Este não é um desafio desconhecido, nem insuperável para a Humanidade, considera Daniel Traça. A História contemporânea dá-nos exemplos tão claros como as mutações do tecido socioeconómico após a Revolução Industrial, os modelos de organização política que introduziram fortes disrupções no início do século XX, ou as correntes de pensamento após a grande depressão dos anos 20 do século passado, para além das reformas globais e institucionais a seguir à segunda guerra mundial. O problema é que, a partir daí, “o pensamento, nomeadamente o pensamento económico, praticamente estagnou”.
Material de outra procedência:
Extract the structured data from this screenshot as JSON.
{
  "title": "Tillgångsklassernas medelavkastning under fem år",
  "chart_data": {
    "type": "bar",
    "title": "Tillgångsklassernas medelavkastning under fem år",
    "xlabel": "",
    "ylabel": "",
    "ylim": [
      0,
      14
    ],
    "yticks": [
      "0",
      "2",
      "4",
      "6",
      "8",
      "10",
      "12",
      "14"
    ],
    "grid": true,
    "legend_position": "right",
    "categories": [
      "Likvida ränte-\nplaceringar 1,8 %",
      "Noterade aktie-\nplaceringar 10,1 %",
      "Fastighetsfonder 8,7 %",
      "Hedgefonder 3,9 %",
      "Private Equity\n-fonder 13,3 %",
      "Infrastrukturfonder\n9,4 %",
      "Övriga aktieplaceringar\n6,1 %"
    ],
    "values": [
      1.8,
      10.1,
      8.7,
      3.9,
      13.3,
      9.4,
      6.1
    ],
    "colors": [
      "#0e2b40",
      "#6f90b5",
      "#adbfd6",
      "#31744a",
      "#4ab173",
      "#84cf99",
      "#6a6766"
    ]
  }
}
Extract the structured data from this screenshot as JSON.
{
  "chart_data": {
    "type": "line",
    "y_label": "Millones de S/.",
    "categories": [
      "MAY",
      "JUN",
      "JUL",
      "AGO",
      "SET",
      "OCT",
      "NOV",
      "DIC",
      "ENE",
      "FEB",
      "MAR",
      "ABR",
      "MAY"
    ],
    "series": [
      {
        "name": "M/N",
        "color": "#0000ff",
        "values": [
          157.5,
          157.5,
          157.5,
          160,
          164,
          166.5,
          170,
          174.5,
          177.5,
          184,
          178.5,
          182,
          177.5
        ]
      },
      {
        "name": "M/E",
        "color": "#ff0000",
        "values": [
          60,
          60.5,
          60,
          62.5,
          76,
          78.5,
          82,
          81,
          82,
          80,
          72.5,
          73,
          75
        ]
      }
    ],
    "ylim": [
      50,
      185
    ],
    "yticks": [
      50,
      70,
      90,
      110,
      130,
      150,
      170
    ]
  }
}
Hoje, o professor catedrático de Economia considera absolutamente imprescindível recuperar a “criatividade que dê origem a novas respostas”. E, refere, “vejo poucas ideias novas a surgirem”. Se, nas empresas, a questão é quase depuradora – “as empresas que tiverem uma grande ideia sobrevivem, as que não o conseguirem saem do mercado” –, ao nível dos Estados, a necessidade de reformas, na abordagem e nas soluções, é ainda mais determinante, pela forma como isso afeta a vida das sociedades mundiais, seja na redistribuição do rendimento, nos cuidados de saúde ou na regulação nacional e internacional.
“A capacidade de gerar novas respostas para lidar com este mundo novo que se criou com a globalização, com a tecnologia e com as alterações climáticas, é ainda mais importante nos Estados”, vinca Daniel Traça. “E o que nós temos hoje em dia é uma cada vez menor capacidade de gestão e de renovação de quem está nos governos, enquanto vemos uma perda de confiança dos cidadãos, com uma ligação direta ao crescimento de fenómenos como o populismo”.
“Se não se repuserem instituições que voltem a trazer alguma estabilidade e previsibilidade à vida das pessoas, caminharemos para um aumento do nível de desespero, até porque a nossa capacidade para lidar com ‘cisnes negros’ tem limites, conduzindo a ciclos de medo”, reflete.
Daniel Traça considera que não estamos perante uma inevitabilidade. E que as soluções residem em nós. “Já estivemos aqui antes”, comenta, para concluir: “A História mostra-nos que, no passado, tivemos a capacidade para agir rapidamente e lidar com a mudança. E que o mundo que resultou dessa mobilização coletiva foi sempre melhor”.